County waits for vaccine amid exaggerated epidemic
The Ellis County Press
WAXAHACHIE – Demand for the H1N1, or "swine flu" vaccine, has not kept up with supply, as county officials await shipments of the vaccines for the population to combat the epidemic that a CBS News report cited as "exaggerated."
"There are doses of H1N1 vaccine in the county, but we do not have any figures on how many, or which providers have how many [etcetera]," said Diana Buckley, the countys communications director.
Buckley said fire and police departments are waiting for their vaccines first before having the shipments when they arrive for the "target populations" - people six months of age to 24, pregnant women; people over 65; and people with compromised immune systems.
"Vaccinating first responders early helps to ensure that first responders are available to do what they do, which is help and protect all of us in so many different situations, not just the H1N1 pandemic," Buckley said.
Amid the waiting, anti-vaccination activists throughout Ellis County are promoting a recent CBS News report that shows a state-by-state H1N1 investigation into the testing of cases for the flu.
According to CBS, when suspected victims come down with chills, fever, cough and other flu-like symptoms, 83 to 97 percent of the time the illness is caused by other viruses or bacteria and by influenza as little as threepercent and at most 17 percent of the time.
"The results reveal a pattern that surprised a number of health care professionals we consulted," the CBS report stated, which is posted at CBSNews.com.
"The vast majority of cases were negative for H1N1 as well as seasonal flu, despite the fact that many states were specifically testing patients deemed to be most likely to have H1N1 flu, based on symptoms and risk factors, such as travel to Mexico."
Some colleges and universities issued press releases before the school year began informing of plans to prepare for the H1N1 pandemic even if states didnt test for that particular strain.
Schools in Texas have sent students home, meanwhile, if they failed to obtain the necessary vaccine. Currently, Massachusetts is the only state in the nation that has made it a civil fine for adults who dont vaccinate themselves or their children.

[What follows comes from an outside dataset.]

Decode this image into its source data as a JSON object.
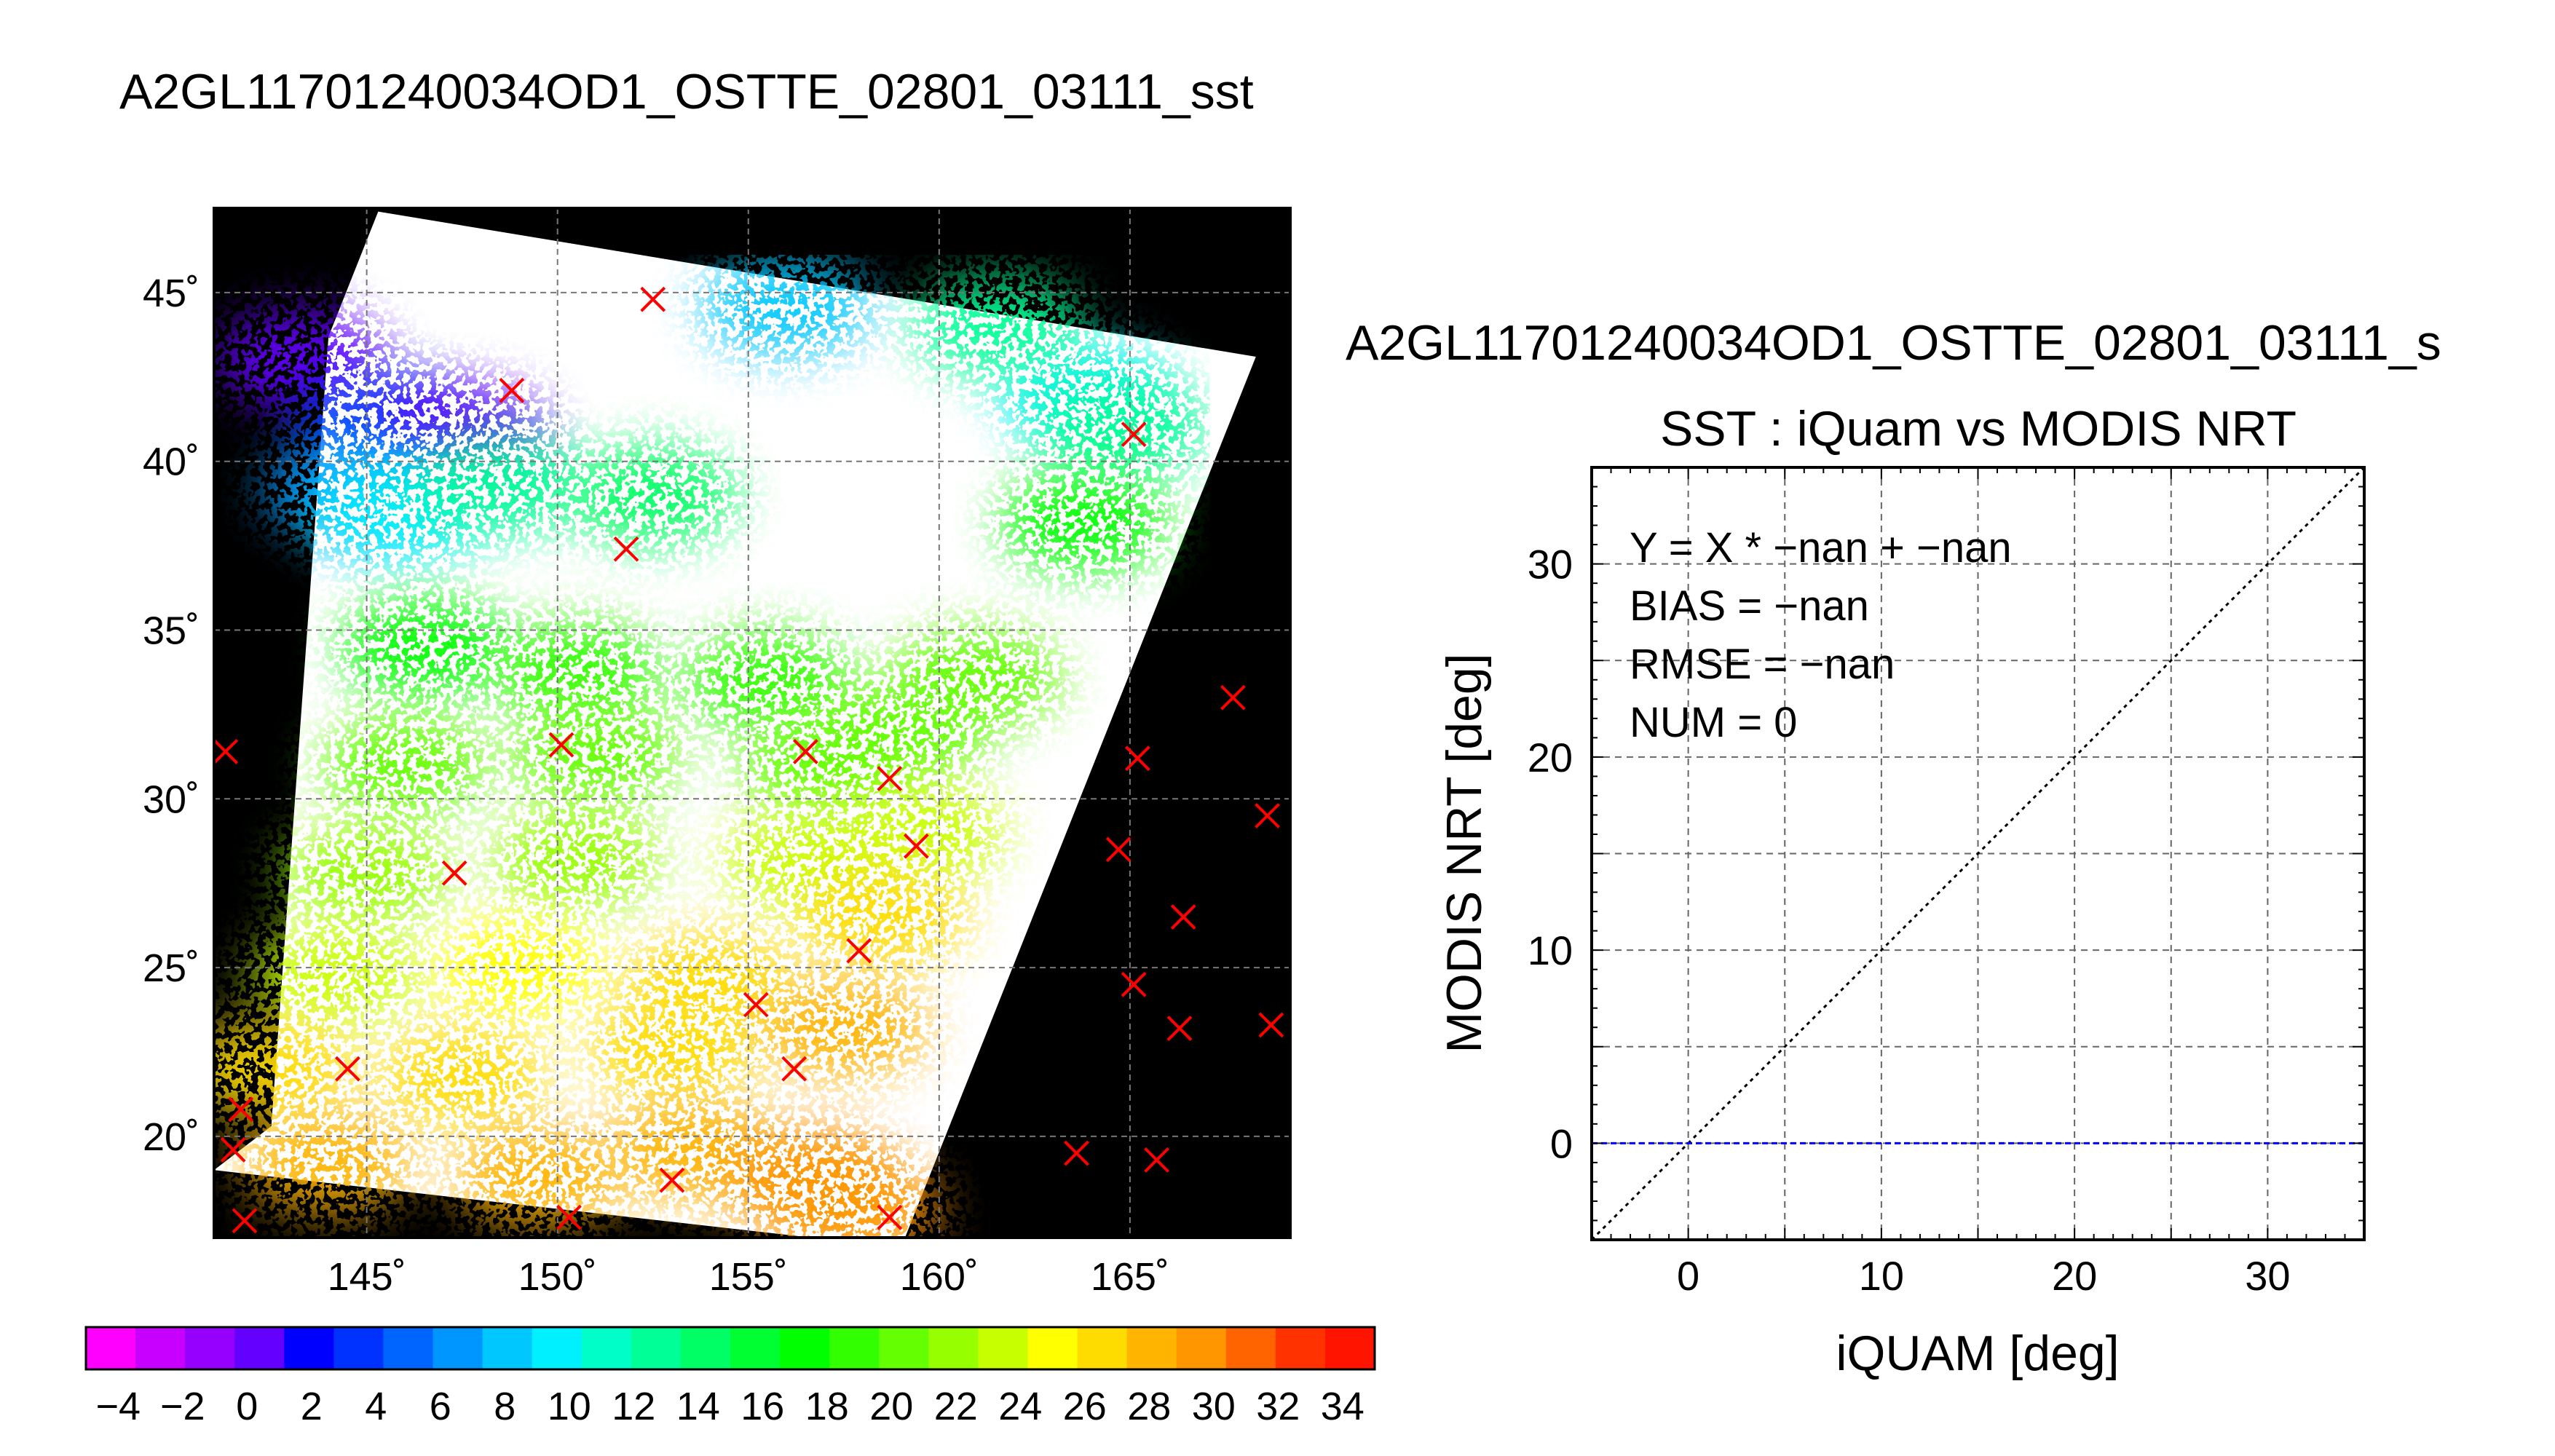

Dozens of other news agencies reported Oct. 26 that Dallas County health officials admitted the nasal spray used on some patients, mainly children, included live H1N1 viruses.
The health director, Dr. John Carlo, however, was recently on a public relations offensive attempting to clarify remarks that swine flu was "cultured in a laboratory."
"I’m 36, and I don’t blog," Carlo told the Dallas Observer, an alternative weekly. "But it hit the blogosphere very [emphasis his] quickly, and we need to figure out how to be available to that media as well.
"We’ve been tracking this element of the news, and I went back and reviewed the information and where this came from — and to be honest, I didn’t see how that impression had been directed.
"But, of course, at this point, this is something completely natural. There should be no consideration this is man-made.
"This is something that has happened throughout history. Swine flu isn’t rare. We see it every other year in the U.S.
"The point was, it’s a completely new virus and something not seen before anywhere — this particular strain of swine flu."
Carlo clarified his remarks and has other Dallas County officials working on statements to the media.
"They took the swab off the individual infected with the illness and grew it in the lab," he said.
"It’s confusing, but it certainly wasn’t created in a lab. I guess it seems obvious for the medical professionals. I’m working with my advisers to make it clear on the messaging.
"We definitely don’t want to convey that it was created in the lab."
Why is this new H1N1 virus sometimes called "swine flu?"
This virus was originally referred to as "swine flu" because laboratory testing showed that many of the genes in this new virus were very similar to influenza viruses that normally occur in pigs in North America. But further study has shown that this new virus is very different from what normally circulates in North American pigs. It has two genes from flu viruses that normally circulate in pigs in Europe and Asia and avian genes and human genes. Scientists call this a "quadruple reassortant" virus.
Points of Dispensing (POD)
Ellis County officials have protocols in place during a national emergency and utilize what are called points of dispensing, or POD. Medicines and/or other health-protecting supplies will be dispensed from a centralized location. People who are healthy will be asked to go to a POD location to get medicines that will keep them from getting sick.